Proliferation and senescence in the subependymal zone (SEZ). (A,B) High magnification photographs of domains of the SEZ (dorsal in A, middle in B) taken from young adult mouse brain tissue immunostained for PCNA (to mark proliferating cells) and laminin (to mark blood vessels, BVs). Note the existence of multiple proliferating cells around the long BV running in parallel to the lateral ventricle in (B), but also the existence of high proliferative activity in areas distant from BVs in (A). (C–E) High magnification photographs of domains of the SEZ (middle in C,D and ventral in E) taken from young (in C,E) and aged (in D) rat brain tissue immunostained for laminin and chemically stained for senescence-associated β gal (in blue).

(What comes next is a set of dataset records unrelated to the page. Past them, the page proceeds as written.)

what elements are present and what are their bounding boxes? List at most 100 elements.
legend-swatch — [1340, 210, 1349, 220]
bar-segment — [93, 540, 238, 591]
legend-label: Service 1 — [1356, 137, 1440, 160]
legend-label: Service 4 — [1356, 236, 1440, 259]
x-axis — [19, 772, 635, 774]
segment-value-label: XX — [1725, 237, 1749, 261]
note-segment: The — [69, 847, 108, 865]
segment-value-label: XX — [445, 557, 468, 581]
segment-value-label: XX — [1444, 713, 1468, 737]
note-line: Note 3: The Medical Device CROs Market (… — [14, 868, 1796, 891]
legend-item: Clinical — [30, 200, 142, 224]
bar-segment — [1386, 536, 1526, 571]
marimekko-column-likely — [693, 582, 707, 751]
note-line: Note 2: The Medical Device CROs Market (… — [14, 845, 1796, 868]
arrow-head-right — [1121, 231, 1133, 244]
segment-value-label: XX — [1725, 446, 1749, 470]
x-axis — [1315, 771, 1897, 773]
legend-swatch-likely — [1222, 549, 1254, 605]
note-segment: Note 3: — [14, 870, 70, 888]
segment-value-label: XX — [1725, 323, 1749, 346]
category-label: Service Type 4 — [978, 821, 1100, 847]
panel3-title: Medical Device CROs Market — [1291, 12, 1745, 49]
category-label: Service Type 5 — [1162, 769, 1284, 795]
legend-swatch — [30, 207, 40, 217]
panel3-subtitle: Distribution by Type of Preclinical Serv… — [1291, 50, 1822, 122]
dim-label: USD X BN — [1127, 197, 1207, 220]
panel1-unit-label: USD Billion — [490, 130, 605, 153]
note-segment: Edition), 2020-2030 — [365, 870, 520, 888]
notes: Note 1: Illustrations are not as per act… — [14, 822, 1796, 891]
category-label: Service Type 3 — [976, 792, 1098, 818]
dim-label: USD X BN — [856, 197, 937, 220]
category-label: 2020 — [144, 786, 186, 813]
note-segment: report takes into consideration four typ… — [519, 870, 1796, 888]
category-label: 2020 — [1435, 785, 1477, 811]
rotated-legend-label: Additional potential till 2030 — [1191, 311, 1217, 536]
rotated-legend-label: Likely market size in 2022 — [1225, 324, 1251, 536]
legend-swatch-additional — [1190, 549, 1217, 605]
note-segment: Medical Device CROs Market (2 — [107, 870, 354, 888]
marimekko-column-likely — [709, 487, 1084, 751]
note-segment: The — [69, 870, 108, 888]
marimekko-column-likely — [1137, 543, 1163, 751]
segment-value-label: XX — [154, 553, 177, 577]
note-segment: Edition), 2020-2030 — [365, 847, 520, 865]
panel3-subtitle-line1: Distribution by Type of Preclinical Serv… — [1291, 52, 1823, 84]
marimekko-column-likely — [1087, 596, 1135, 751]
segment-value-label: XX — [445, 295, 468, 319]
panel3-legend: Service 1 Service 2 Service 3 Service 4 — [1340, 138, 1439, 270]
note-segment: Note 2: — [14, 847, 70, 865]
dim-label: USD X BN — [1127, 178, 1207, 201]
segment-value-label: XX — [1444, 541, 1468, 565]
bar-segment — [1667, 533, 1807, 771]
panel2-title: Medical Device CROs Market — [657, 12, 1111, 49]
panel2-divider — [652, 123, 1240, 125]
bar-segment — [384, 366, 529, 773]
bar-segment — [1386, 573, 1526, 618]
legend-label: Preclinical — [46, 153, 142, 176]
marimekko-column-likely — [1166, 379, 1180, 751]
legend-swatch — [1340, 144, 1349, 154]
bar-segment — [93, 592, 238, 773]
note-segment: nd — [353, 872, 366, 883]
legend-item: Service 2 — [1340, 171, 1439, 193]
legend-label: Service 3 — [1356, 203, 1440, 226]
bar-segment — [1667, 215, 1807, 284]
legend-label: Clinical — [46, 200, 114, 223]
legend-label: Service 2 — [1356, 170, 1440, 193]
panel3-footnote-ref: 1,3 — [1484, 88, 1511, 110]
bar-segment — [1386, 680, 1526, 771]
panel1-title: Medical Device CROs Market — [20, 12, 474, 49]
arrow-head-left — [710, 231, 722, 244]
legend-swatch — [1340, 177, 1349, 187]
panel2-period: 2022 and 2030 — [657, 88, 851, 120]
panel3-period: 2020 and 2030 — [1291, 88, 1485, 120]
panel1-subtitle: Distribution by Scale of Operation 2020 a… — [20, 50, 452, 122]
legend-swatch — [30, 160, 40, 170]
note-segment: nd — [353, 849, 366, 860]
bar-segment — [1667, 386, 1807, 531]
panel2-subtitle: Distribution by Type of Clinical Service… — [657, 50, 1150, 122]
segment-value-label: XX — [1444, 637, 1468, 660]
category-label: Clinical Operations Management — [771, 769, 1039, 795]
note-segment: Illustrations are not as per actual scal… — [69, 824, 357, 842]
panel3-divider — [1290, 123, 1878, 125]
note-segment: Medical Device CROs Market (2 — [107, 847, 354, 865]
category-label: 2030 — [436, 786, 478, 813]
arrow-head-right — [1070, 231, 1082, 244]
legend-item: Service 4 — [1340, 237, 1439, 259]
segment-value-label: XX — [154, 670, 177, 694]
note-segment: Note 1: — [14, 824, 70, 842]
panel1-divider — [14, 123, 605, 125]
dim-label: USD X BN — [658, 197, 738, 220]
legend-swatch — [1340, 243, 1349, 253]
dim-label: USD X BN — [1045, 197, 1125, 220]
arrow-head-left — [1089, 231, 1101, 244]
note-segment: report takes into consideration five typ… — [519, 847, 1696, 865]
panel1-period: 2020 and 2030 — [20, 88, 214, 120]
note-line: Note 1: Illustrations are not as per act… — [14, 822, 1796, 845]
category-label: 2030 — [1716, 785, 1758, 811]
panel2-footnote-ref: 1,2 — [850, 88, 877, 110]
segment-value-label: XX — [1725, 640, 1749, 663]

Arrowheads indicate BVs and arrows senescent cells. Note the significantly lower density of BVs at the non-neurogenic side of the lateral ventricle (at the left of C), the existence of senescent cells along BVs outside the SEZ and the existence of high numbers of senescent cells in the ventral domain of the young-adult rat SEZ (in E). (F) High magnification of adult mouse NSCs isolated from the SEZ and kept in culture. Note the existence of senescent cells (nuclei are counterstained with nuclear fast red). [Antibodies used: rabbit anti-laminin: 1/500 (Abcam), mouse anti-PCNA: 1/500 (Abcam). Alexa goat anti-rabbit 568 and goat anti-mouse 488 (Invitrogen). Biotinylated goat anti-rabbit and DAB staining kit (Vector laboratories). Senescence-associated β gal staining kit (Millipore). Adult NSCs cultured in DMEM/F12 supplemented with B27 (Gibco), FGF2 (20 ng/ml) and EGF (20 ng/ml). All animal work was performed in accordance with the UK Animals (Scientific Procedures) Act 1986 and was approved by the University of Cambridge Animal Welfare and Ethical Review Body].